Recently, the FDA approved the daily pill Myfembree to reduce heavy bleeding due to fibroids, which can lead to anemia. University of Chicago gynecologist Dr. Ayman Al-Hendy led the study. “We noticed about 50% reduction in bleeding already in the first month, 85 to 90% very quickly starting the second month,” he says.
Patients can stay on the drug for two years. Doctors say it’s not a cure or suitable for women who want to get pregnant. For those women, there are surgical procedures that offer hope. Dr. Charles Ascher-Walsh is with the Mount Sinai health system in New York.

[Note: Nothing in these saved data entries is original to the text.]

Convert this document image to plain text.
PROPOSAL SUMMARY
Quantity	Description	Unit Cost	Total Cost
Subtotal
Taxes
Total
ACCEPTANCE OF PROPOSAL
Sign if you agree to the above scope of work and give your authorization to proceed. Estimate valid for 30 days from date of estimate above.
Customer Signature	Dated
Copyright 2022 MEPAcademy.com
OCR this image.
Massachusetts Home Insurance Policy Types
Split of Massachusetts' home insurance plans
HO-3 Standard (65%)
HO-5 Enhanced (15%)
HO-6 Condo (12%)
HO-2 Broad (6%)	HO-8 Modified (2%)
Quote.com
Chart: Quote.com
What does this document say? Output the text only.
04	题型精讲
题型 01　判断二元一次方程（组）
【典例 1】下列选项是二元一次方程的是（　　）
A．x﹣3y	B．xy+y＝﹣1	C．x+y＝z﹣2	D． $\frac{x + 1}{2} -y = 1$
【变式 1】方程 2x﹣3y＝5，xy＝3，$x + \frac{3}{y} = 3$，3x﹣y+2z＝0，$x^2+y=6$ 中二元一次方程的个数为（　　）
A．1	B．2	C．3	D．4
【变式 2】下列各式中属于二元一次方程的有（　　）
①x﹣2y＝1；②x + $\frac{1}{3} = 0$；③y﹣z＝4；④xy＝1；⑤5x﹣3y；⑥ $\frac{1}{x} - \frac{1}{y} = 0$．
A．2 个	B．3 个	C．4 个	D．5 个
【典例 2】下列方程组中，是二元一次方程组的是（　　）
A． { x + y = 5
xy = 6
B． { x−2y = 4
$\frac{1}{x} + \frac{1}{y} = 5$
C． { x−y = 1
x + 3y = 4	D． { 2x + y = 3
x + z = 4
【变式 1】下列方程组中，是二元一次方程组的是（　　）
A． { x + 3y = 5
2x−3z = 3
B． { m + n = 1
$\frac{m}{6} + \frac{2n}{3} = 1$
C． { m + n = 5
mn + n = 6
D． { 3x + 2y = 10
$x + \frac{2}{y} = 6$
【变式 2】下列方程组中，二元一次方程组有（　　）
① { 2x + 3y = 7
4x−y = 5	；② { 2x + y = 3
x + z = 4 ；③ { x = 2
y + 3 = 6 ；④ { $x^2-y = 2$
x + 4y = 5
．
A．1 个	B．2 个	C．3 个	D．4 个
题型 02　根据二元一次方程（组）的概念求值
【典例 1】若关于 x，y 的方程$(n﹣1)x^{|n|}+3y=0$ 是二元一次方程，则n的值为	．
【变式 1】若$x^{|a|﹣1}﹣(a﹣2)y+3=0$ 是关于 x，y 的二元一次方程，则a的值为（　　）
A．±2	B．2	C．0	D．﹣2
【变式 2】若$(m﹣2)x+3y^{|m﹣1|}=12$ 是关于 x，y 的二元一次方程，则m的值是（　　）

“The newest procedure that’s being done for fibroids is something called radio frequency ablation, essentially sort of putting a needle into a fibroid and delivering an electric current,” he says. Basically, killing off the tissue and shrinking the fibroid. A similar, more invasive version is a laparoscopic procedure that requires anesthesia.
Valbrun says her fibroids have also affected her fertility. Her medical journey inspired her to create the White Dress Project.
“Our mission is to ensure that people understand that they do not have to suffer in silence with uterine fibroids, and that they should be their own best health advocate,” she explains. She hopes raising awareness will help women get the support they need.